Я вздернула подбородок и молча прошла мимо, всем своим видом являя эталон стойкости, коим на самом деле не являлась — внутри у меня все кипело и клокотало, как в жерле огнедышащего вулкана.
Только около автомобиля я наконец обернулась, чтобы в последний раз посмотреть на Патрика… Если бы он оказался холодным и отстраненным, я бы еще смогла сдержаться, в этом я точно уверена, только он не был ни холодным, ни отстраненным: его нижняя губа подрагивала, и весь он словно скукожился и пожух, наподобие иссушенного виноградного листа — я не сдержалась и бросилась к нему сломя голову. Даже «железные наручники» худосочного не смогли удержать меня…
Я налетела на него с такой отчаянной скоростью, что парень едва удержался на ногах, и мы обнялись. Теперь уж я снова рыдала, и мне было все равно, что злобная фрау Штайн стала свидетельницей моей очередной слабости. А Патрик гладил меня по волосам…

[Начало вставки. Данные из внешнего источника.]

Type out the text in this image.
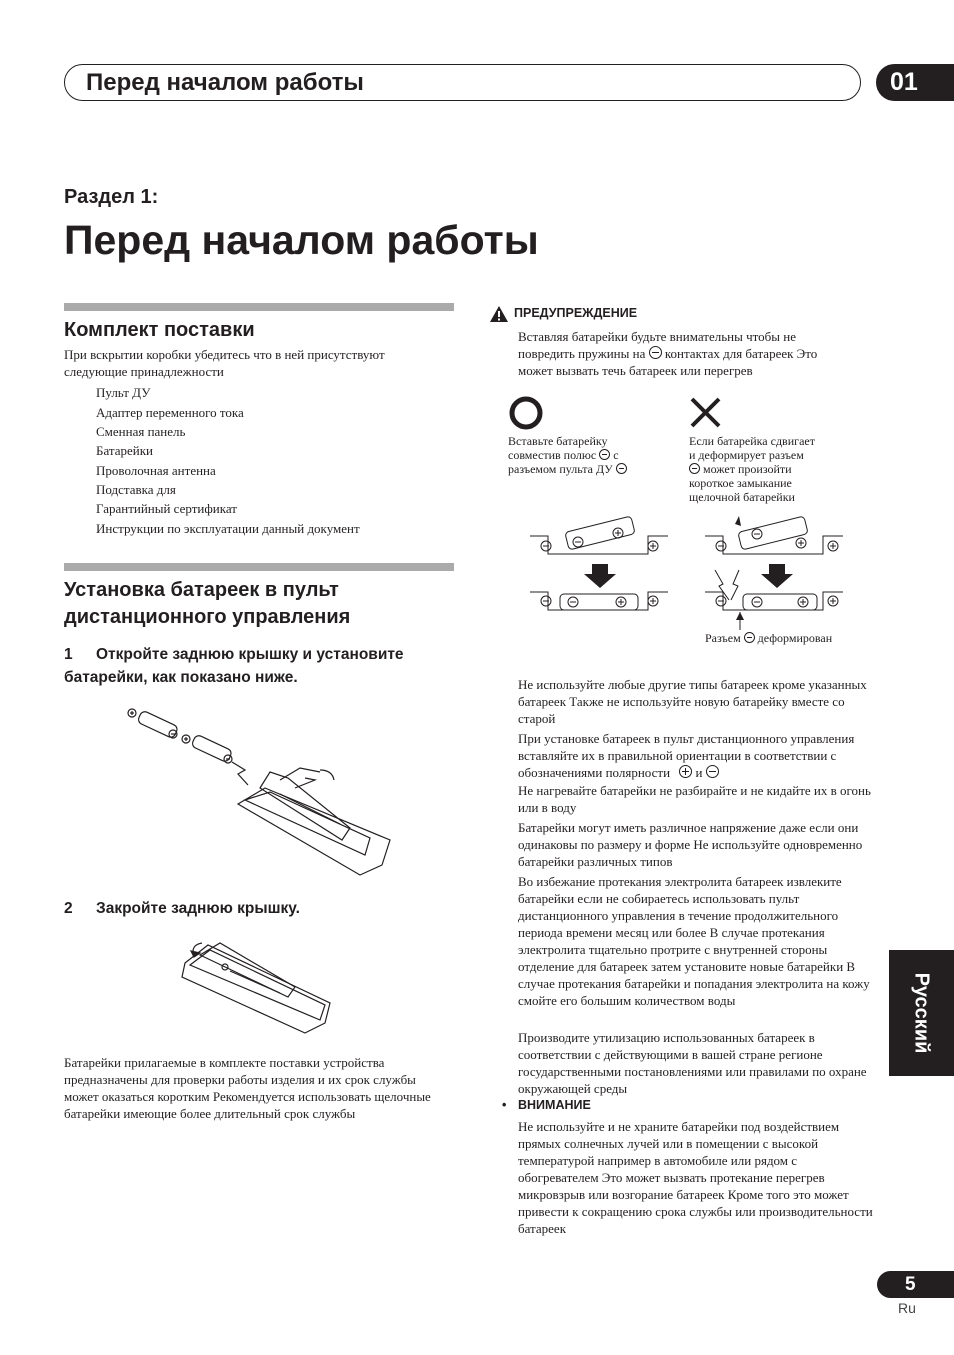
Перед началом работы	01
Раздел 1:
Перед началом работы
Комплект поставки
При вскрытии коробки убедитесь что в ней присутствуют следующие принадлежности
Пульт ДУ
Адаптер переменного тока
Сменная панель
Батарейки
Проволочная антенна
Подставка для
Гарантийный сертификат
Инструкции по эксплуатации данный документ
Установка батареек в пульт
дистанционного управления
1 Откройте заднюю крышку и установите
батарейки, как показано ниже.
2 Закройте заднюю крышку.
Батарейки прилагаемые в комплекте поставки устройства предназначены для проверки работы изделия и их срок службы может оказаться коротким Рекомендуется использовать щелочные батарейки имеющие более длительный срок службы
ПРЕДУПРЕЖДЕНИЕ
Вставляя батарейки будьте внимательны чтобы не
повредить пружины на контактах для батареек Это
может вызвать течь батареек или перегрев
Вставьте батарейку
совместив полюс с
разъемом пульта ДУ
Если батарейка сдвигает
и деформирует разъем
может произойти
короткое замыкание
щелочной батарейки
Разъем деформирован
Не используйте любые другие типы батареек кроме указанных батареек Также не используйте новую батарейку вместе со старой
При установке батареек в пульт дистанционного управления вставляйте их в правильной ориентации в соответствии с обозначениями полярности и
Не нагревайте батарейки не разбирайте и не кидайте их в огонь или в воду
Батарейки могут иметь различное напряжение даже если они одинаковы по размеру и форме Не используйте одновременно батарейки различных типов
Во избежание протекания электролита батареек извлеките батарейки если не собираетесь использовать пульт дистанционного управления в течение продолжительного периода времени месяц или более В случае протекания электролита тщательно протрите с внутренней стороны отделение для батареек затем установите новые батарейки В случае протекания батарейки и попадания электролита на кожу смойте его большим количеством воды
Производите утилизацию использованных батареек в соответствии с действующими в вашей стране регионе государственными постановлениями или правилами по охране окружающей среды
• ВНИМАНИЕ
Не используйте и не храните батарейки под воздействием прямых солнечных лучей или в помещении с высокой температурой например в автомобиле или рядом с обогревателем Это может вызвать протекание перегрев микровзрыв или возгорание батареек Кроме того это может привести к сокращению срока службы или производительности батареек
Русский
5
Ru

— Ну все, хватит! — безапелляционно провозгласила фрау Цоттманн, и Худосочный снова вцепился в меня, отрывая мое тело от Патриковой груди. Ему это удалось не сразу, но он справился… с четвертой попытки.
Потом меня поволокли к автомобилю… снова. Втиснули на заднее сидение и захлопнули дверь. Я прижалась носом к стеклу и видела, как по лицу Патрика тоже бегут слезы — уверена, если бы не рука его матери, лежащая на предплечье сына, Патрик бы не отпустил меня тогда…
Он был по-своему, но привязан ко мне. Однако рука на предплечье удержала его…
… А теперь я стою здесь после девяти лет, минувших с того солнечного, но такого грустного дня, и картины прошлого обступают меня, пробуждая давно забытые чувства и воспоминания, от которых у меня вновь перехватывает дыхание.
Дверь Патрикова дома хлопает, и я спешу укрыться за кустом рододендронов, которые в этом году особенно хороши. Я знаю, что он не узнает в нынешней Еве Мессинг той девчонки с зареванным, перекошенным страданием лицом, которая так отчаянно цеплялась за него в далеком прошлом, но все равно предпочитаю не рисковать…
Я еще не готова снова посмотреть ему в глаза.